Service Gap/New Construction
Priority Analysis

Beta version 1.0 released March 2022

Overview:

This tool evaluates all possible locations that a water point could be constructed in a given district and evaluates how many people that are not near an existing water point (regardless of functionality) could gain access if a water point was constructed in that location. 

Illustrative Uses:

  • Identify locations to build new water points
  • Evaluate the relative benefit of building new water points compared to rehabilitating existing water point
  • Provide insights on potential data gaps which could be filled by uploading data to WPdx

Instructions:

  1. Select area of interest by clicking on the gear icon in the lower left corner and selecting ‘Filter by Region.’ Select country and administrative divisions from dropdown menus.
  2. Select Service Gap/New Construction Priority Analysis from the Decision-Support Tool dropdown menu.
  3. Click on the table icon in the lower left corner to view the Top Water Points table which shows the GPS coordinates and local population within 1km for the top fifteen proposed points for new construction based on potential population reached. 
  4. The results from the analysis can be downloaded by clicking on the gear icon  and selecting Download Data. Select “New Construction Analysis.” The downloaded file includes the country, administrative divisions, latitude, longitude and population living within 1km for the proposed point.

Methodology:

For each administrative region, we inspect the ‘uncharted’ areas to find concentrations of population.
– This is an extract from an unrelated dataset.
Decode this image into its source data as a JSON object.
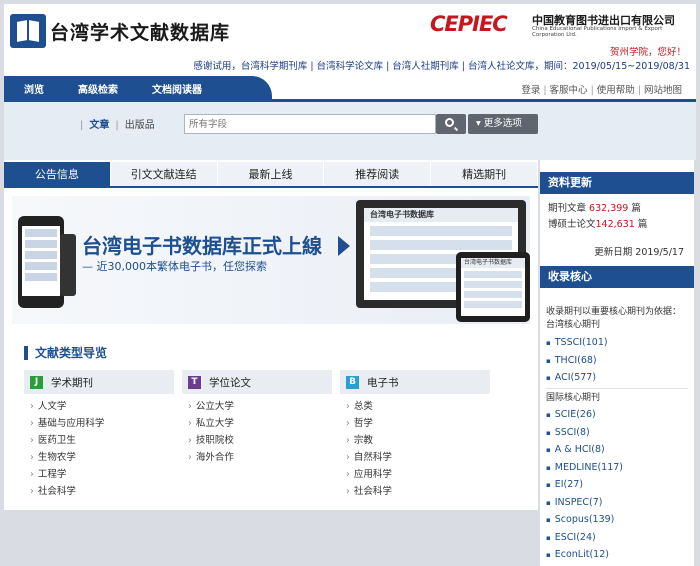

Uncharted areas are those in which the population is outside of a 1km radius of an existing (functional or non-functional) water point in the WPdx+ dataset.

  • First, we find the point location that has the most uncharted population in a 1km radius and save its coordinates and population size. 
  • Then we repeat the process, while ignoring population that was already “found” in previous iterations.
  • We end the process when we can’t find any point in the administrative region that has more than 100 people in less than 1km distance from it.

 

Considerations and Limitations:

This analysis is based on the latest available data from the WPdx+ dataset,  population estimates from the Facebook High Resolution Population Datasets and administrative boundaries from GADM or HDX (Eswatini, Ghana and Uganda).

WPdx is an open-source repository for data and contributors include governments, NGOs, academic researchers, and others. WPdx has not directly collected this data or verified the accuracy of the data on the platform. WPdx does perform basic validation checks to ensure that required parameters are included and that GPS locations match with the country boundaries of the provided datasets. Additional cleaning and categorizing steps are taken to prepare the dataset for analysis. Full details of these processes can be found on our website. Questions and feedback are more than welcome.

Populations in urban areas, as defined by the EU Global Human Settlement Database are removed from the total administrative region population to provide an estimate of the rural population. While included on the maps for visualization purposes, packaged and delivered water facilities are not included in the analyses to determine served and unserved populations.

Any water points that have been broken, rehabilitated, or constructed since data was uploaded are not included in this analysis. Additionally, household connections are not captured in WPdx. While large urban areas are removed from the analysis if they reach a specified population density, smaller piped schemes with household connections may be missed. As a result, peri-urban areas may be identified as optimal locations for rehabilitation or new construction, even if those communities are already served by household connections. Additionally, because urban populations are based on population density, there may be areas that are locally considered urban which are considered rural in this analysis, or inversely rural areas that are considered urban for this analysis.